For c), we have a 1-1 function $f: A \rightarrow B$ and a 1-1 function $g:B\rightarrow C$. So if we consider the composition $gof$ we obtain a 1-1 function from $A$ to $B$.
For a), there is no trouble: I thought about using the identity function but this is onto. We can just use $A=A$ to have $A\leq A$.
For b), I don't quite know how to do it. It would be simple if $f$ was allowed to be onto...
Thanks in advance for any reply!
Hints:
Let $A,B$ be any two distinct infinite subsets of $\mathbb{N}$.
Write $A = \{a_1,a_2,a_3,...\}$, and $B= \{b_1,b_2,b_3,...\}$.

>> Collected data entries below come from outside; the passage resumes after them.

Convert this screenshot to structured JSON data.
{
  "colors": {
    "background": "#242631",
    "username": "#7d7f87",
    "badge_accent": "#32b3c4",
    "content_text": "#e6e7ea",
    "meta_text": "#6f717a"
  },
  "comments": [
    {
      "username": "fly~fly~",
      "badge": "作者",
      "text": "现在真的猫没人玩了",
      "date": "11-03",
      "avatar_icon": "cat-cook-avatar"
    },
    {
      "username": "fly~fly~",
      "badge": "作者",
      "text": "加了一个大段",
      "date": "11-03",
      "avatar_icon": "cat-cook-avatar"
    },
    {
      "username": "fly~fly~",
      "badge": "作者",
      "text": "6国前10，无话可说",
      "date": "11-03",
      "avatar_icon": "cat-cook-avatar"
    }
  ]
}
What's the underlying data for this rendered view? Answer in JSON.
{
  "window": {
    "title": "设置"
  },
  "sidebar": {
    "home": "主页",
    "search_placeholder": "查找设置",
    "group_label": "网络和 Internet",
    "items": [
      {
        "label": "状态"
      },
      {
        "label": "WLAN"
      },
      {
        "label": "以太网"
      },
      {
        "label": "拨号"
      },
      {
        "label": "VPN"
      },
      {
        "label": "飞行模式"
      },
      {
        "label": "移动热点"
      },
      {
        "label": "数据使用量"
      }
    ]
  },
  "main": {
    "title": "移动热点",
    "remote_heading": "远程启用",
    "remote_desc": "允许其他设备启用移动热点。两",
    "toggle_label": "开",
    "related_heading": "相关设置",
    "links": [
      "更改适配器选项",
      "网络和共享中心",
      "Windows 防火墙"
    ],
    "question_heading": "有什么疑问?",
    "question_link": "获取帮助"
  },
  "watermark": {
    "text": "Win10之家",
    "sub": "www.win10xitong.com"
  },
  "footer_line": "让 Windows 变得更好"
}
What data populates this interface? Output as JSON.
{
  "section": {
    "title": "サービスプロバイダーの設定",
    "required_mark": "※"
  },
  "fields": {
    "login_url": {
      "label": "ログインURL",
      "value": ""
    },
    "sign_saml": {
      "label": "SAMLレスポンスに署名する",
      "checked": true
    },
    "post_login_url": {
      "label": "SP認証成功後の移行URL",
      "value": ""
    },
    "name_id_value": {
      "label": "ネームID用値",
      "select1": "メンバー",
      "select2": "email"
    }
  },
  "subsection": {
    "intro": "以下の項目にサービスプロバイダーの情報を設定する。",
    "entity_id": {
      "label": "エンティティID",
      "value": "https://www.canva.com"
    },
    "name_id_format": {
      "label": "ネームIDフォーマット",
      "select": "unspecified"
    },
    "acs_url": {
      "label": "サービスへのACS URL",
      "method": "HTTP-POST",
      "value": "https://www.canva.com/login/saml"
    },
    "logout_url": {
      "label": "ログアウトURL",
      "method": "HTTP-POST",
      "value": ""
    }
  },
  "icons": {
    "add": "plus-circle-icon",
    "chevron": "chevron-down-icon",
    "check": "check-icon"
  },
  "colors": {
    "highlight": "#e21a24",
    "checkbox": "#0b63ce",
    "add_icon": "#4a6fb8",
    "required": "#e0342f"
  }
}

Construct an explicit injection from $A$ to $B$ which is not onto, and an explicit injection from $B$ to $A$ which is not onto.
Conclude that anti-symmetry fails.
Note:
If $P$ was the set of finite subsets of $\mathbb{N}$, then anti-symmetry would hold.
To see that, suppose $A,B$ are finite subsets of $\mathbb{N}$ such that $A\le B$, $B\le A$, but $A\ne B$.
Then there must be an injection $f:A \to B$ which is not onto, and an injection $g:B \to A$ which is not onto.
But then $g\circ f$ would be an injection from $A$ to $A$ which is not onto, contradiction, since any injective map from a finite set to itself is a bijection.